Одной из Алис, упоминаемых в последней записи Ольги Александровны, была давно, но неглубоко знакомая мне женщина, которую я по доверчивости пригласила в коллектив. Это была мать Лили Лавинской. Она не заслуживала этого доверия. «Алиса» не выпускала папиросу изо рта, говорила сиплым голосом, была острижена по-мужски, делала по утрам в трусиках гимнастику (ею тогда еще почти никто не занимался для здоровья) и считала нас отсталыми людьми. Она приехала из Питера, но у дочери ей было невозможно жить. И вот я ей дала приют в своем детском доме. С ее появлением начались интриги внутри нашей семьи, клеветнические доносы на сторону. Живой творческий дух в доме тускнел и угасал. Как только я почувствовала это — я

отступилась. Это не было малодушие, а правильная, хотя и бессознательная оценка соотношения сил. Бороться было бесполезно. Все в доме пошло самотеком, и наша «Бодрая жизнь» растаяла, как на солнце снежный ком.

Детей надо было учить по школьным программам, разделив их для этого на две крупные возрастные группы по разным домам — и мы согласились. С точки зрения педагогики это было неизбежно. Кроме того, турецкое консульство претендует на наш особняк, предлагая взамен свой, более скромный на 1-й Мещанской, 27. И с этим приходилось согласиться: кому более подходят наши шелково-зеркальные стены, ванны из розового мрамора, двухсветное антре — иностранному посольству или вчерашним беспризорникам-детям?

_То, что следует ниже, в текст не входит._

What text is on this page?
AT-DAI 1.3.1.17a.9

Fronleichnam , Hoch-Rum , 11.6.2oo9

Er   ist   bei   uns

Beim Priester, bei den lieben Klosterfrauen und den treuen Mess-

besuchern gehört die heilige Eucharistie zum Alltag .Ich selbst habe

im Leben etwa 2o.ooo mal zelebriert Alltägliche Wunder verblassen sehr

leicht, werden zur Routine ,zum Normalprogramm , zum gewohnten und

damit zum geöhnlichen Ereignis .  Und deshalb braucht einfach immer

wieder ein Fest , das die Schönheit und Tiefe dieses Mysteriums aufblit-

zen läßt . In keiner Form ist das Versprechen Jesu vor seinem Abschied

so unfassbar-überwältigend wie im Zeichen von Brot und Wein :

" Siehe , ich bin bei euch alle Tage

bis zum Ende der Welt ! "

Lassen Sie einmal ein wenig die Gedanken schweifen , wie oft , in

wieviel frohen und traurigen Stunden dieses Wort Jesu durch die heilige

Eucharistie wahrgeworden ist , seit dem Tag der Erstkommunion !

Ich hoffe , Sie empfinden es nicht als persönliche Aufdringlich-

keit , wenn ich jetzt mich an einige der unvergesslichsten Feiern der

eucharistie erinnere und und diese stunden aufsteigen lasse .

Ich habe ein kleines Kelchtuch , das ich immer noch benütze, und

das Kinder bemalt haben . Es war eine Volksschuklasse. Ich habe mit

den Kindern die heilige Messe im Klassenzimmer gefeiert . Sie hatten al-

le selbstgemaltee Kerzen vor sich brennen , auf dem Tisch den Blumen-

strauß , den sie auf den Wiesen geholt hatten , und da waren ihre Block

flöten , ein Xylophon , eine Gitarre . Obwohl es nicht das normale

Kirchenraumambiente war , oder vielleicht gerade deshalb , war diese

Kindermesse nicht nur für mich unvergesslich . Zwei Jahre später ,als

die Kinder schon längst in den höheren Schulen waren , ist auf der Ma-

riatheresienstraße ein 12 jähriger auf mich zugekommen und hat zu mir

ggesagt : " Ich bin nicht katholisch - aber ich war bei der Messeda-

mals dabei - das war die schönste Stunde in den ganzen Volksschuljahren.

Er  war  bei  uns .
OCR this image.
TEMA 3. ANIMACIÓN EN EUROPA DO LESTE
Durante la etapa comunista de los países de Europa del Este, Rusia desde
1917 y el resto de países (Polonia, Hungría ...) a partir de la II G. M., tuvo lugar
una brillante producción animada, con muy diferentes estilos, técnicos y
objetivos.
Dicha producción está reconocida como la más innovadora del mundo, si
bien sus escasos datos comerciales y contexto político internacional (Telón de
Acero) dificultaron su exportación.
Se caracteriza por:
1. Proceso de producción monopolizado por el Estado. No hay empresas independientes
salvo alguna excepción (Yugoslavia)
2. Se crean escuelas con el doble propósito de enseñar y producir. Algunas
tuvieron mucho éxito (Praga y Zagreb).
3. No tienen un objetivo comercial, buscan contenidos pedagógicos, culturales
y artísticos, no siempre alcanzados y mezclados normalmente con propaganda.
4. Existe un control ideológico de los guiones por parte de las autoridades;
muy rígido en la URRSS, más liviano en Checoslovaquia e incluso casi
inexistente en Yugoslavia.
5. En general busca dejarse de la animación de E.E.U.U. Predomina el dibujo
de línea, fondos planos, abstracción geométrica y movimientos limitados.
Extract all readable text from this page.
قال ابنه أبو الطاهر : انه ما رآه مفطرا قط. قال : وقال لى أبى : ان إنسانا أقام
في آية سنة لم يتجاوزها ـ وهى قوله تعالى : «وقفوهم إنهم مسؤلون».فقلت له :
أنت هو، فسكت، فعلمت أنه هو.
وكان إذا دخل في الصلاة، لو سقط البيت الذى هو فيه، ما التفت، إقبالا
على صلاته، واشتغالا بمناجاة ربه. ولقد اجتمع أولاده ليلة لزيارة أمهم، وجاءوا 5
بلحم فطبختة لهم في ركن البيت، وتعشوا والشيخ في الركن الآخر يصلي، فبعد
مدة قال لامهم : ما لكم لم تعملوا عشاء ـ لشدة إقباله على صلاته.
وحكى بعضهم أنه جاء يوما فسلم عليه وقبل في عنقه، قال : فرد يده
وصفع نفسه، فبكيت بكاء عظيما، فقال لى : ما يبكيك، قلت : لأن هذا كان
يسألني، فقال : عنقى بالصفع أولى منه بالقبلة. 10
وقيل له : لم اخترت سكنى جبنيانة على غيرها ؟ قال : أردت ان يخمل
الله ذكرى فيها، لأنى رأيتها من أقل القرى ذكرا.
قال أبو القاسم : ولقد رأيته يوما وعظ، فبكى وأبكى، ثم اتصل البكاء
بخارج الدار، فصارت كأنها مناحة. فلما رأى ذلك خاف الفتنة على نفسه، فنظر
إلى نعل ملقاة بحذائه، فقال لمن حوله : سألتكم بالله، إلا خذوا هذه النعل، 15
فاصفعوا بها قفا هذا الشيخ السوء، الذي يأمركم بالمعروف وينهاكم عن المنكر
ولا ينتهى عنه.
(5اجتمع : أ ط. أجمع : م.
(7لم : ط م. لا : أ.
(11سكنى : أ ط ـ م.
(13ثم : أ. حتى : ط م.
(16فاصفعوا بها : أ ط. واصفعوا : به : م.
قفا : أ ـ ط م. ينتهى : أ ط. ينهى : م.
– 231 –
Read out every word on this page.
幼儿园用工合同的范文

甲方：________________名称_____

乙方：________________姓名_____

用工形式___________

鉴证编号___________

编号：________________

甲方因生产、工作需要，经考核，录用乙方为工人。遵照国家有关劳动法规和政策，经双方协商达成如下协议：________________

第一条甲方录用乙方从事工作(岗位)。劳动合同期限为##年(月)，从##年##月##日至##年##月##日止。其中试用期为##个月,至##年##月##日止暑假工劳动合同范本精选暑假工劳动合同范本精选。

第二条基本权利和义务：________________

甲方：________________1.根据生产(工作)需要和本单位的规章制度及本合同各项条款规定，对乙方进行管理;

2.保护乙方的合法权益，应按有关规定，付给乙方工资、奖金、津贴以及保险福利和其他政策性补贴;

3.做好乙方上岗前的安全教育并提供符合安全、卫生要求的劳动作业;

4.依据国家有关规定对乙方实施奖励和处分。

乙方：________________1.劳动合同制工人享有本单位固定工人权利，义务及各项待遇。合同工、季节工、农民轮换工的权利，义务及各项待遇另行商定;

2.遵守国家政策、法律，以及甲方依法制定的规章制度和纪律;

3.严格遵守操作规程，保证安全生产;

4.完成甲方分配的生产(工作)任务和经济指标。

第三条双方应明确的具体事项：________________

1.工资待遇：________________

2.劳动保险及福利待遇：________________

Внешним поводом к окончательному разделу дома было происшествие с очередным инспектором, навестившим по доносу «Алисы» наши спальни вечером, когда дети уже улеглись на покой. Инспектор заметил у некоторых детей на груди крестики. Мы никогда не касались со своими воспитанниками вопросов религии, но детей учили молитве когда-то их матери. Мы не учили и не препятствовали. Внутренний такт подсказывал нам такое поведение. Я и сама тогда не молилась…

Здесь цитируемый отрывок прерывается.